For the Art Foundation’s latest project, Asteroid Belt of Trash Blocking Transmissions of Love, at The Reading Room in Dallas, the artists transformed the gallery into a construction site. A temporary plywood wall, of the type that could be found in any major city spans the length of the gallery, becoming a site for advertising and graffiti. All that’s missing are the throngs of people rushing to and from work interspersed with blaring taxi horns and beeping garbage trucks. Creating something associated with urban detritus and isolating it in a silent gallery forces the viewer to pause and attempt to ascertain the work’s meaning.
The Art Foundation (artists Ryder Richards, Lucia Simek and Andrew Douglas Underwood) produced this site-specific installation for the Texas Biennial, inspired by Jonathan Lethem’s novel Chronic City. A major theme of the book is how technology has made us all performers, rather than passive consumers. We create culture by generating our own content. The three artists embraced this idea, by producing their own broadsides and graffiti based on characters and ideas in Chronic City.
Viewers who have not read the novel (including me) will miss the significance of the people and text featured on the wheat-pasted posters. What do images of Woody Allen (whom I abhor), Marlon Brando, polar bears and teeth layered with text listing 10 questions for Oprah’s book club and the words “Siamese Standpipe” have in common? I have no idea. If I were to encounter the same overwhelming and confusing hodgepodge of images, symbols and text outside in the “real world,” I would not spend much time trying to make sense of it.

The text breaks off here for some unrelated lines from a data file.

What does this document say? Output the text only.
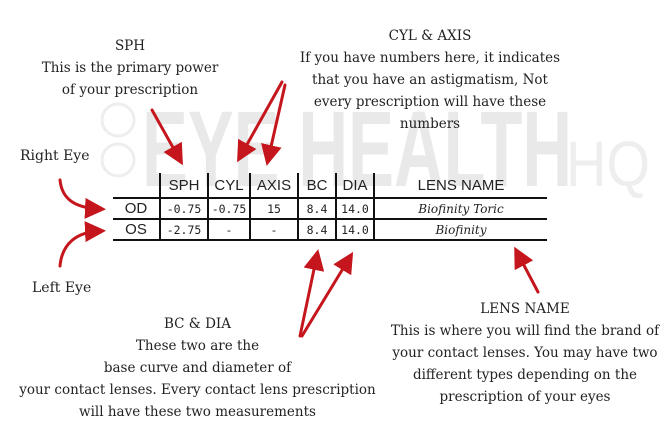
EYE HEALTH
HQ
SPH
This is the primary power
of your prescription
CYL & AXIS
If you have numbers here, it indicates
that you have an astigmatism, Not
every prescription will have these
numbers
Right Eye
Left Eye
	SPH	CYL	AXIS	BC	DIA	LENS NAME
OD	-0.75	-0.75	15	8.4	14.0	Biofinity Toric
OS	-2.75	-	-	8.4	14.0	Biofinity
BC & DIA
These two are the
base curve and diameter of
your contact lenses. Every contact lens prescription
will have these two measurements
LENS NAME
This is where you will find the brand of
your contact lenses. You may have two
different types depending on the
prescription of your eyes
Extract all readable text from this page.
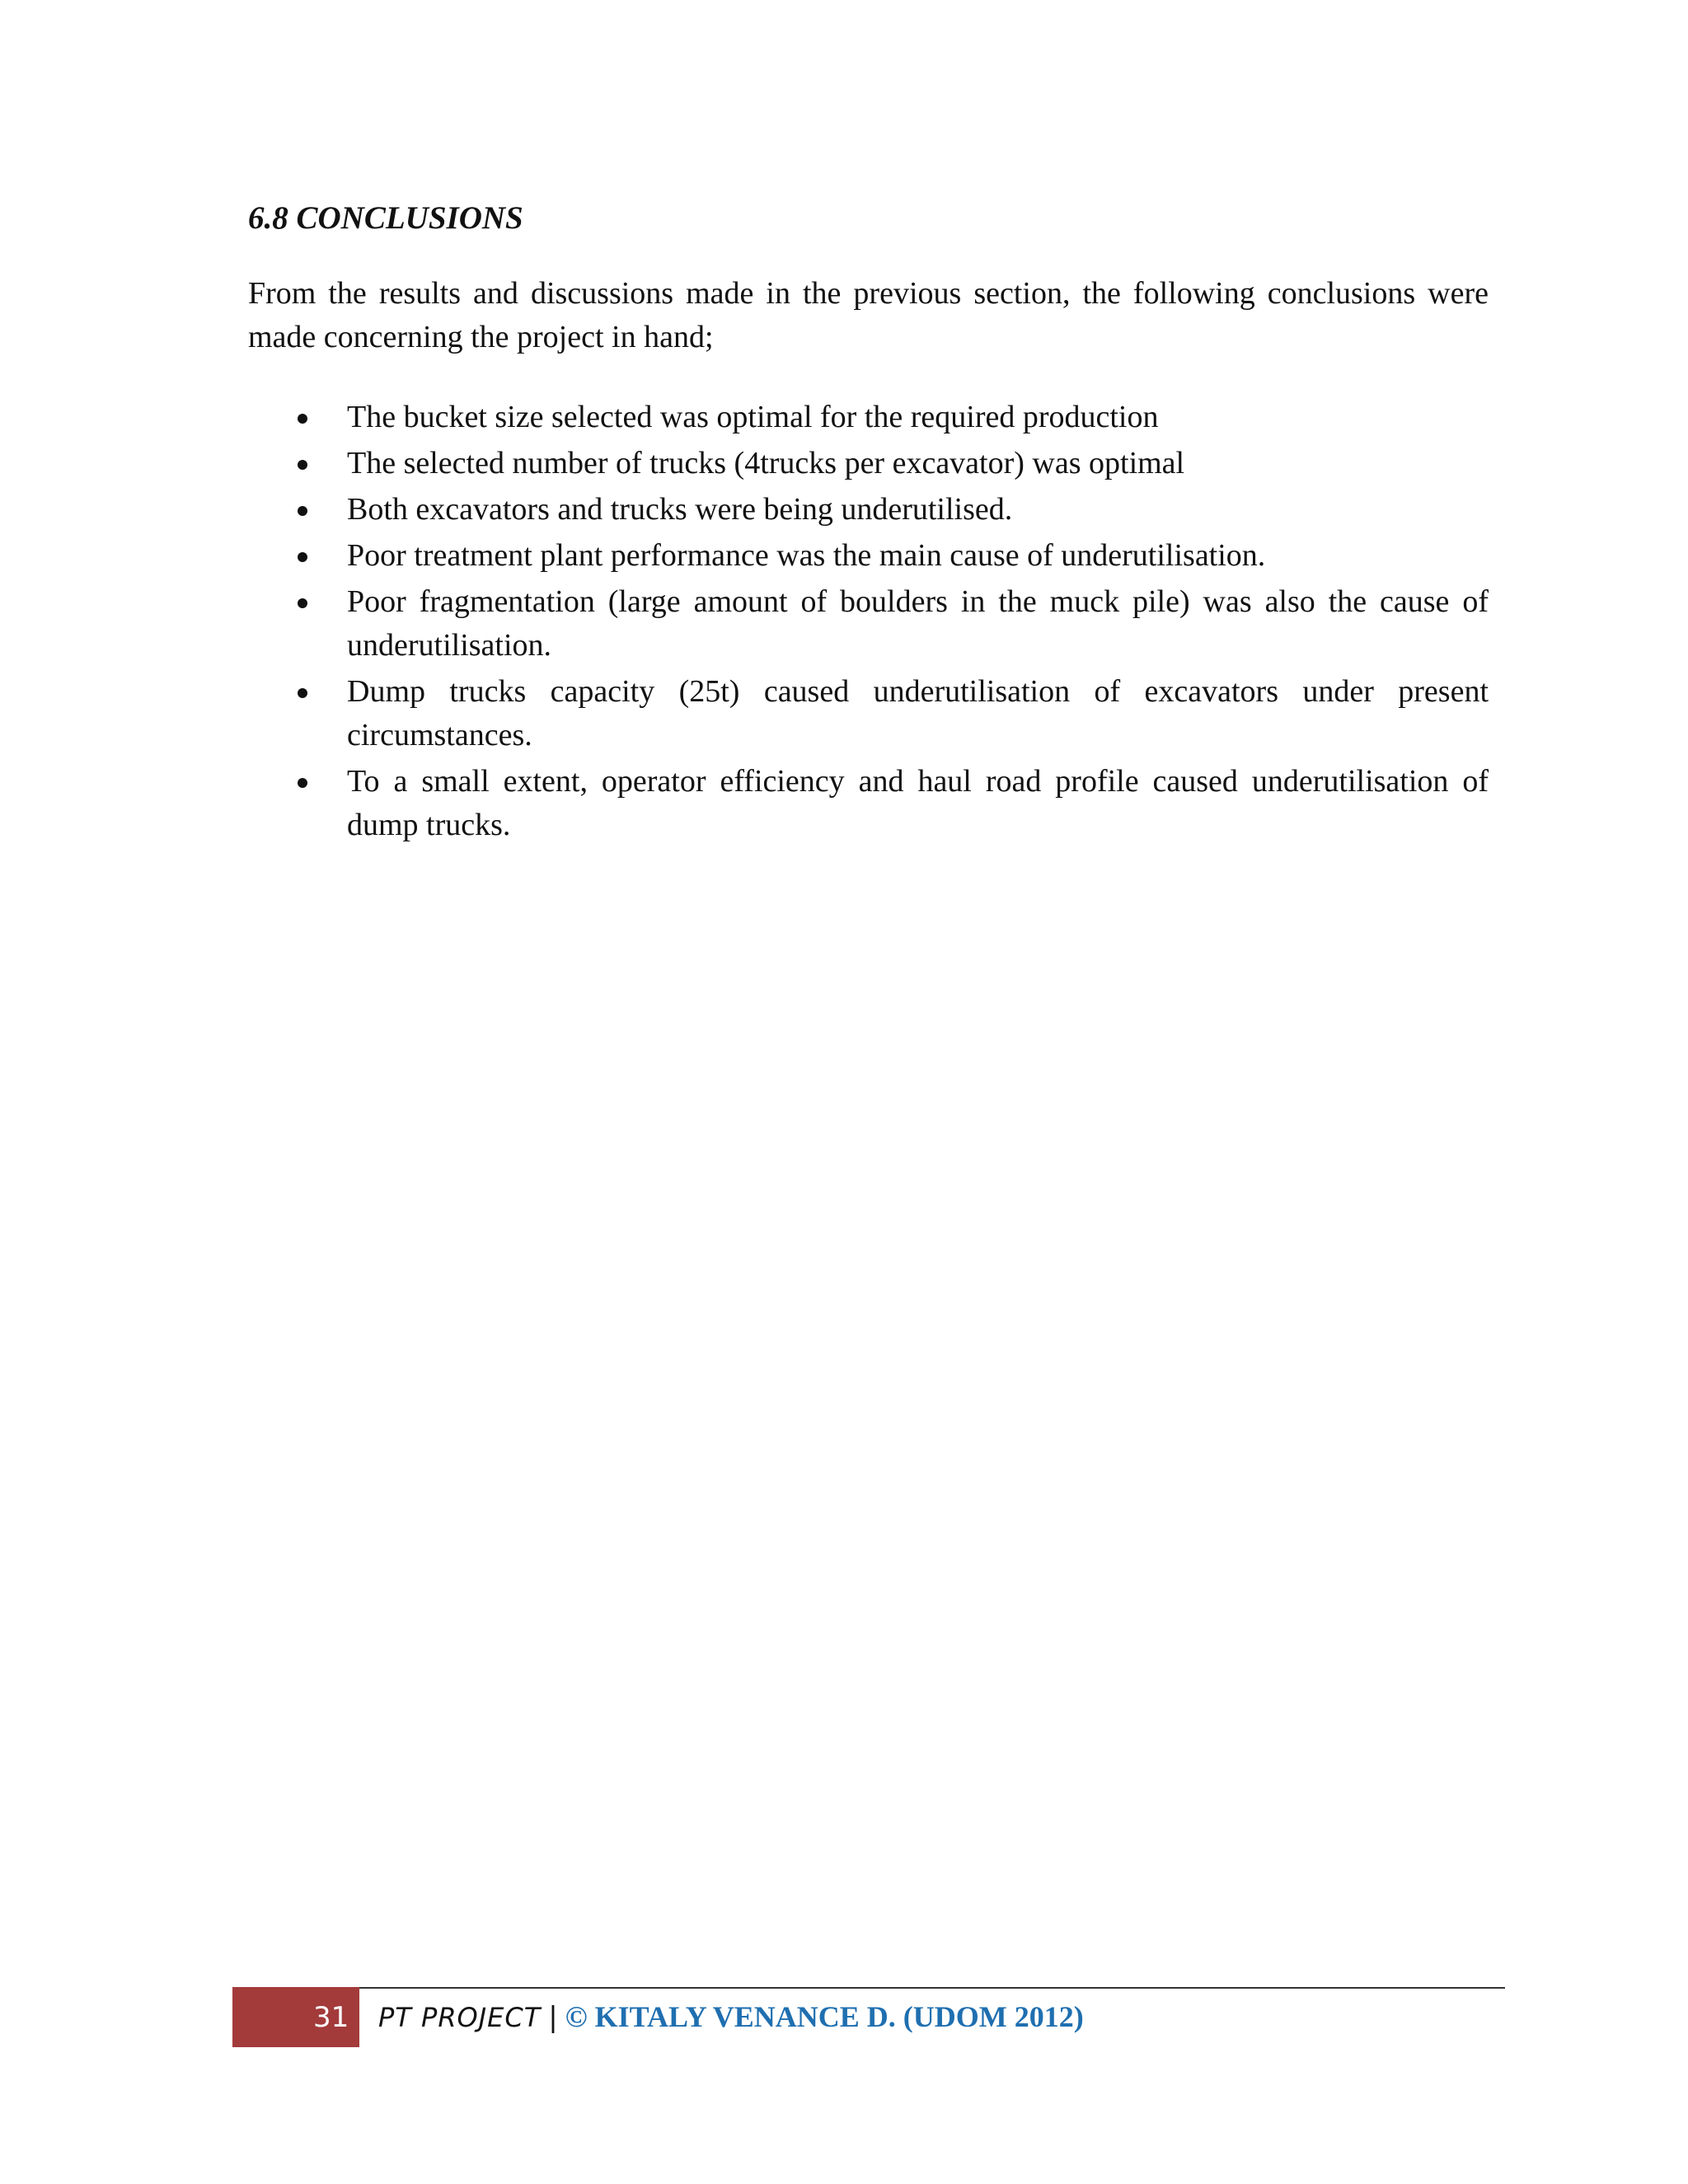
6.8 CONCLUSIONS

From the results and discussions made in the previous section, the following conclusions were made concerning the project in hand;

The bucket size selected was optimal for the required production
The selected number of trucks (4trucks per excavator) was optimal
Both excavators and trucks were being underutilised.
Poor treatment plant performance was the main cause of underutilisation.
Poor fragmentation (large amount of boulders in the muck pile) was also the cause of underutilisation.
Dump trucks capacity (25t) caused underutilisation of excavators under present circumstances.
To a small extent, operator efficiency and haul road profile caused underutilisation of dump trucks.
31 PT PROJECT | © KITALY VENANCE D. (UDOM 2012)
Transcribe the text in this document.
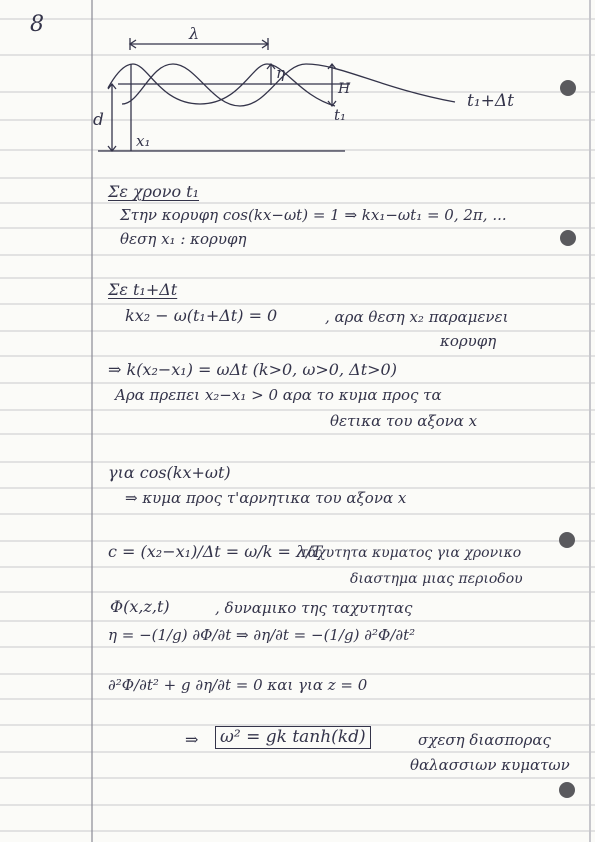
8	λ
η
H
d
x₁
t₁
t₁+Δt
Σε χρονο t₁
Στην κορυφη cos(kx−ωt) = 1 ⇒ kx₁−ωt₁ = 0, 2π, ...
θεση x₁ : κορυφη
Σε t₁+Δt
kx₂ − ω(t₁+Δt) = 0	, αρα θεση x₂ παραμενει
κορυφη
⇒ k(x₂−x₁) = ωΔt (k>0, ω>0, Δt>0)
Αρα πρεπει x₂−x₁ > 0 αρα το κυμα προς τα
θετικα του αξονα x
για cos(kx+ωt)
⇒ κυμα προς τ'αρνητικα του αξονα x
c = (x₂−x₁)/Δt = ω/k = λ/T
ταχυτητα κυματος για χρονικο
διαστημα μιας περιοδου
Φ(x,z,t)	, δυναμικο της ταχυτητας
η = −(1/g) ∂Φ/∂t ⇒ ∂η/∂t = −(1/g) ∂²Φ/∂t²
∂²Φ/∂t² + g ∂η/∂t = 0 και για z = 0
⇒ ω² = gk tanh(kd)	σχεση διασπορας
θαλασσιων κυματων
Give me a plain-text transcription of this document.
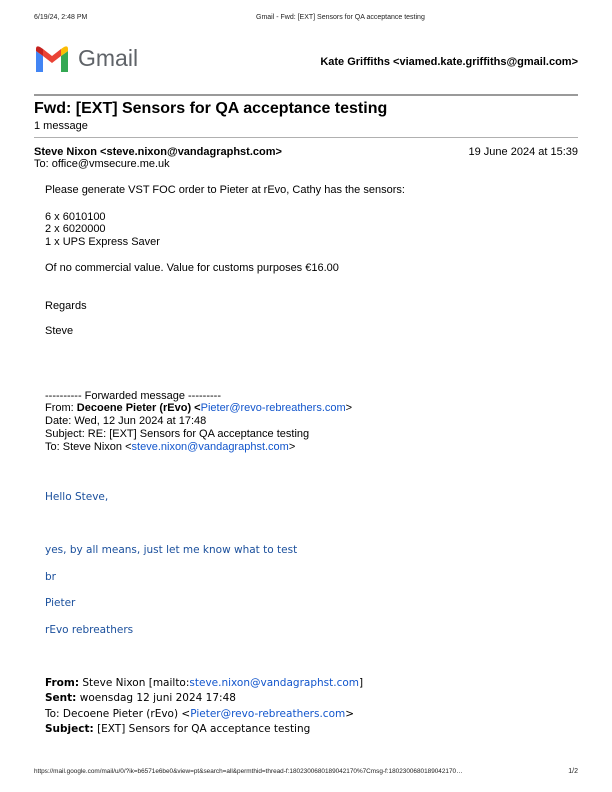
6/19/24, 2:48 PM	Gmail - Fwd: [EXT] Sensors for QA acceptance testing
Gmail	Kate Griffiths <viamed.kate.griffiths@gmail.com>
Fwd: [EXT] Sensors for QA acceptance testing
1 message
Steve Nixon <steve.nixon@vandagraphst.com>	19 June 2024 at 15:39
To: office@vmsecure.me.uk
Please generate VST FOC order to Pieter at rEvo, Cathy has the sensors:
6 x 6010100
2 x 6020000
1 x UPS Express Saver
Of no commercial value. Value for customs purposes €16.00
Regards
Steve
---------- Forwarded message ---------
From: Decoene Pieter (rEvo) <Pieter@revo-rebreathers.com>
Date: Wed, 12 Jun 2024 at 17:48
Subject: RE: [EXT] Sensors for QA acceptance testing
To: Steve Nixon <steve.nixon@vandagraphst.com>
Hello Steve,
yes, by all means, just let me know what to test
br
Pieter
rEvo rebreathers
From: Steve Nixon [mailto:steve.nixon@vandagraphst.com]
Sent: woensdag 12 juni 2024 17:48
To: Decoene Pieter (rEvo) <Pieter@revo-rebreathers.com>
Subject: [EXT] Sensors for QA acceptance testing
https://mail.google.com/mail/u/0/?ik=b6571e6be0&view=pt&search=all&permthid=thread-f:1802300680189042170%7Cmsg-f:1802300680189042170…	1/2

Because it is in the gallery, I try to decode the hidden meaning. This raises an important question. Is it imperative for viewers to decipher the artwork’s subtext? The work sets up an insider/outsider relationship between the creators and viewers “in the know,” and the rest of us. Knowing the Art Foundation’s other work and interests in creating a dialogue about the Dallas arts community, this work strikes me as a metaphor for the ongoing Dallas art debate between institutions and artists about lack of access.
In addition to the broadsides’ content, the installation’s structure further emphasizes the issue of access. In the temporary wall, the artists cut 5 peepholes, which reveal a glimpse into another world. A large silkscreened image of a Siamese tiger walks on the silhouette of a city skyline. Below the skyline is some sort of schematic or floor plan. Doors in the temporary wall are padlocked, thus preventing viewers from gaining entry into this magical, alternative world.
One peephole is connected to a surveillance camera. A monitor connected to the camera installed by the gallery’s front desk projects a wide eye blinking with confusion. Big Brother (or at least the gallery director) watches us as we partake in peeping tom voyeurism. Usually the whole surveillance thing pisses me off. I still think about silly things like infringement on my privacy. However I am ecstatic that the gallery director gave me a digital photograph of my voyeuristic eye. I always wanted to be the omniscient critic. My all-seeing eye is now recorded for posterity.
Lest I live up to my reputation as an art lover, rather than an art critic, I do have one disappointment with the work—the chaldron. In Chronic City, the chaldron is a magical entity that the characters want to find and have sex with. The Art Foundation’s chaldron is a glowing vase. I just can’t imagine having sex with a vase, no matter how seductive. I imagined the chaldron as a chimera, taking a different form based on each person’s fantasy. Perhaps glowing mist would have been less literal.
It’s a small point in what is otherwise thoughtful and masterfully constructed work. It defies the trendy, unmonumental slacker aesthetic, which I happen to detest. Despite the fact that the average viewer isn’t going to get the references or the subtle reference to the ongoing Dallas art debate, the work is visually compelling. It made me want to read the book and kept me thinking about the installation long after my gallery visit.
Complicity with current culture is another theme in Lethem’s novel. The Art Foundation installation could be interpreted as either encouraging complicity by preventing access or encouraging resistance to complicity by challenging us to decode the pieces’ meanings. I think it does both. My one regret is that I was too complicit. I played by the art rules. I wish I would have taken a black Sharpie marker and defaced Woody Allen or broken the padlock and stolen the chaldron.
Asteroid Belt of Trash Blocking Transmissions of Love will be on view by appointment at The Reading Room in Dallas through November 2.